Cristiano Oliveira, an Uber Eats delivery driver who lives in Eastbourne, said that he has constantly spoken to the council about cars parking on the double yellow lines and his fears that they are not properly enforcing the area.
He said, “Every day, between 7pm and 7am there are cars parked on double yellow lines in Cavendish Place.
“For some time I have had problems driving on that road. When the light is red my car is forced in the other lane preventing the oncoming traffic from coming through.
“It is very dangerous. Double yellow lines are painted there for a reason and I truly believe it could result in a serious accident.
“I contacted the council numerous times about this, alerting them to the danger and asking them why they were not enforcing the rule in the area. Despite them telling me they would look into the situation, absolutely nothing changed and I felt completely ignored.”
Mr Oliveira eventually filmed the situation and sent the video to the council, hoping that visual proof would be enough for them to take action.

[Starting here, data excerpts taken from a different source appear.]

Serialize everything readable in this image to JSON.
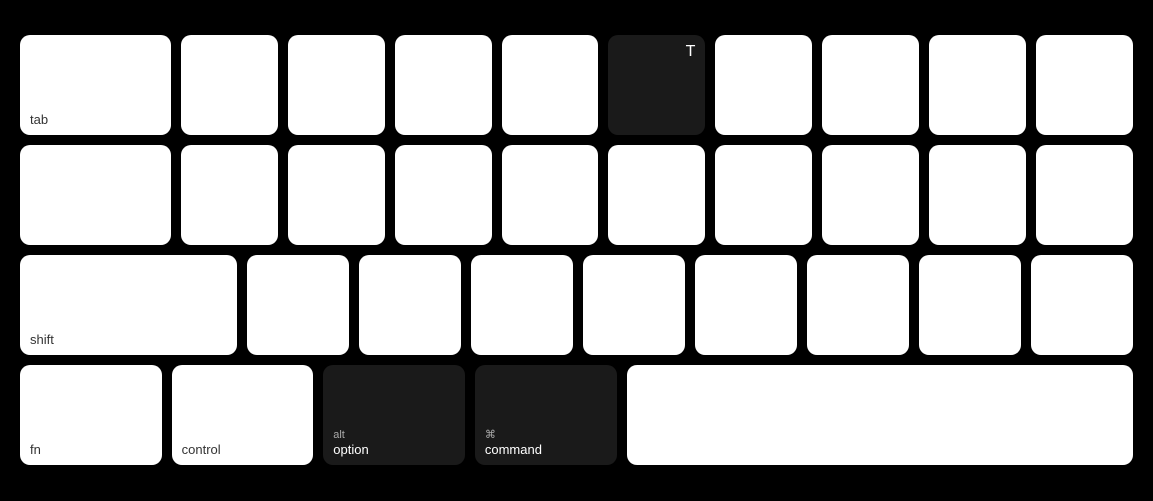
{
  "keyboard": {
    "rows": [
      {
        "id": "row1",
        "keys": [
          {
            "id": "tab",
            "label": "tab",
            "sublabel": "",
            "top": "",
            "dark": false,
            "wide": true
          },
          {
            "id": "q",
            "label": "",
            "sublabel": "",
            "top": "",
            "dark": false,
            "wide": false
          },
          {
            "id": "w",
            "label": "",
            "sublabel": "",
            "top": "",
            "dark": false,
            "wide": false
          },
          {
            "id": "e",
            "label": "",
            "sublabel": "",
            "top": "",
            "dark": false,
            "wide": false
          },
          {
            "id": "r",
            "label": "",
            "sublabel": "",
            "top": "",
            "dark": false,
            "wide": false
          },
          {
            "id": "t",
            "label": "T",
            "sublabel": "",
            "top": "",
            "dark": true,
            "wide": false
          },
          {
            "id": "y",
            "label": "",
            "sublabel": "",
            "top": "",
            "dark": false,
            "wide": false
          },
          {
            "id": "u",
            "label": "",
            "sublabel": "",
            "top": "",
            "dark": false,
            "wide": false
          },
          {
            "id": "i",
            "label": "",
            "sublabel": "",
            "top": "",
            "dark": false,
            "wide": false
          },
          {
            "id": "o",
            "label": "",
            "sublabel": "",
            "top": "",
            "dark": false,
            "wide": false
          }
        ]
      },
      {
        "id": "row2",
        "keys": [
          {
            "id": "caps",
            "label": "",
            "sublabel": "",
            "top": "",
            "dark": false,
            "wide": true
          },
          {
            "id": "a",
            "label": "",
            "sublabel": "",
            "top": "",
            "dark": false,
            "wide": false
          },
          {
            "id": "s",
            "label": "",
            "sublabel": "",
            "top": "",
            "dark": false,
            "wide": false
          },
          {
            "id": "d",
            "label": "",
            "sublabel": "",
            "top": "",
            "dark": false,
            "wide": false
          },
          {
            "id": "f",
            "label": "",
            "sublabel": "",
            "top": "",
            "dark": false,
            "wide": false
          },
          {
            "id": "g",
            "label": "",
            "sublabel": "",
            "top": "",
            "dark": false,
            "wide": false
          },
          {
            "id": "h",
            "label": "",
            "sublabel": "",
            "top": "",
            "dark": false,
            "wide": false
          },
          {
            "id": "j",
            "label": "",
            "sublabel": "",
            "top": "",
            "dark": false,
            "wide": false
          },
          {
            "id": "k",
            "label": "",
            "sublabel": "",
            "top": "",
            "dark": false,
            "wide": false
          },
          {
            "id": "l",
            "label": "",
            "sublabel": "",
            "top": "",
            "dark": false,
            "wide": false
          }
        ]
      },
      {
        "id": "row3",
        "keys": [
          {
            "id": "shift",
            "label": "shift",
            "sublabel": "",
            "top": "",
            "dark": false,
            "wide": "wider"
          },
          {
            "id": "z",
            "label": "",
            "sublabel": "",
            "top": "",
            "dark": false,
            "wide": false
          },
          {
            "id": "x",
            "label": "",
            "sublabel": "",
            "top": "",
            "dark": false,
            "wide": false
          },
          {
            "id": "c",
            "label": "",
            "sublabel": "",
            "top": "",
            "dark": false,
            "wide": false
          },
          {
            "id": "v",
            "label": "",
            "sublabel": "",
            "top": "",
            "dark": false,
            "wide": false
          },
          {
            "id": "b",
            "label": "",
            "sublabel": "",
            "top": "",
            "dark": false,
            "wide": false
          },
          {
            "id": "n",
            "label": "",
            "sublabel": "",
            "top": "",
            "dark": false,
            "wide": false
          },
          {
            "id": "m",
            "label": "",
            "sublabel": "",
            "top": "",
            "dark": false,
            "wide": false
          },
          {
            "id": "comma",
            "label": "",
            "sublabel": "",
            "top": "",
            "dark": false,
            "wide": false
          }
        ]
      },
      {
        "id": "row4",
        "keys": [
          {
            "id": "fn",
            "label": "fn",
            "sublabel": "",
            "top": "",
            "dark": false,
            "wide": false
          },
          {
            "id": "control",
            "label": "control",
            "sublabel": "",
            "top": "",
            "dark": false,
            "wide": false
          },
          {
            "id": "alt-option",
            "label": "option",
            "sublabel": "alt",
            "top": "",
            "dark": true,
            "wide": false
          },
          {
            "id": "command",
            "label": "command",
            "sublabel": "⌘",
            "top": "",
            "dark": true,
            "wide": false
          },
          {
            "id": "spacebar",
            "label": "",
            "sublabel": "",
            "top": "",
            "dark": false,
            "wide": "space"
          }
        ]
      }
    ]
  }
}
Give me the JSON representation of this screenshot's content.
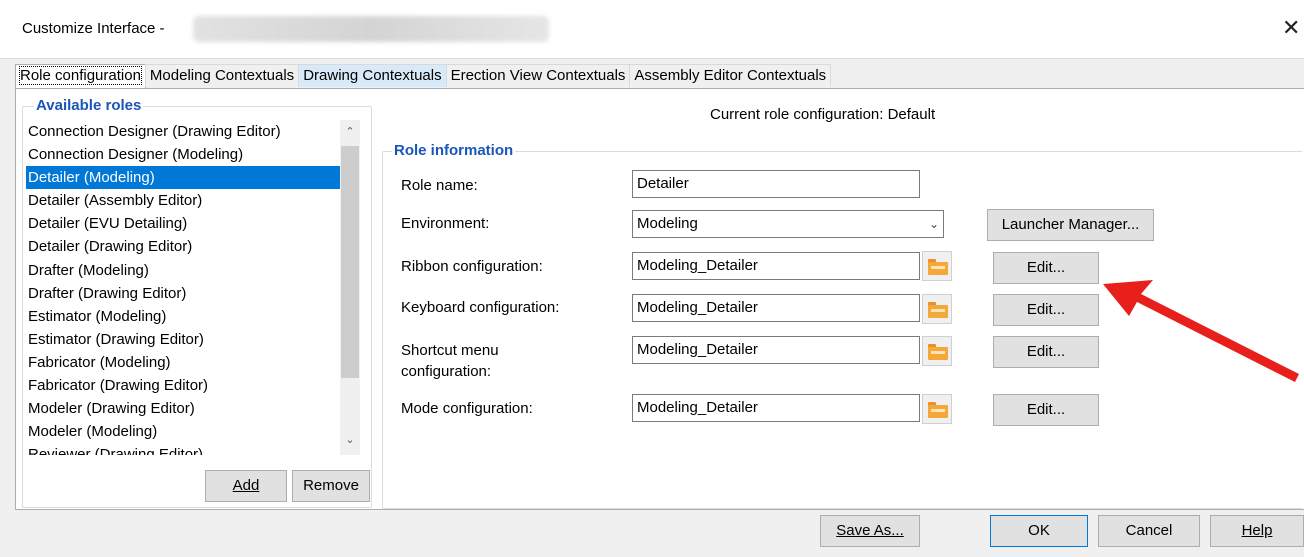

An East Sussex County Council spokesperson said, “Our Civil Enforcement Officers were contacted by Mr Oliveira and carried out enforcement in the area.
“As a result of the concerns raised, we are increasing patrols in the Cavendish Place area to address the issue of cars parking on double yellow lines.
“We would urge motorists to park responsibly and safely, and carefully check signs and road markings to ensure they are not parking in contravention of regulations.”
Reacting to the news that the council would finally be increasing patrols in the area, Mr Oliveira said, “I am happy to see that something is being done, it is just a shame it took so long.
“I totally understand they can’t be everywhere. However, when they receive a call from someone telling them exactly the time and the place something dangerous is happening, they should properly check it promptly.
“I also would like to thank you the Eastbourne Herald as I truly believe I only got this answer today as they found out that the local media was involved.”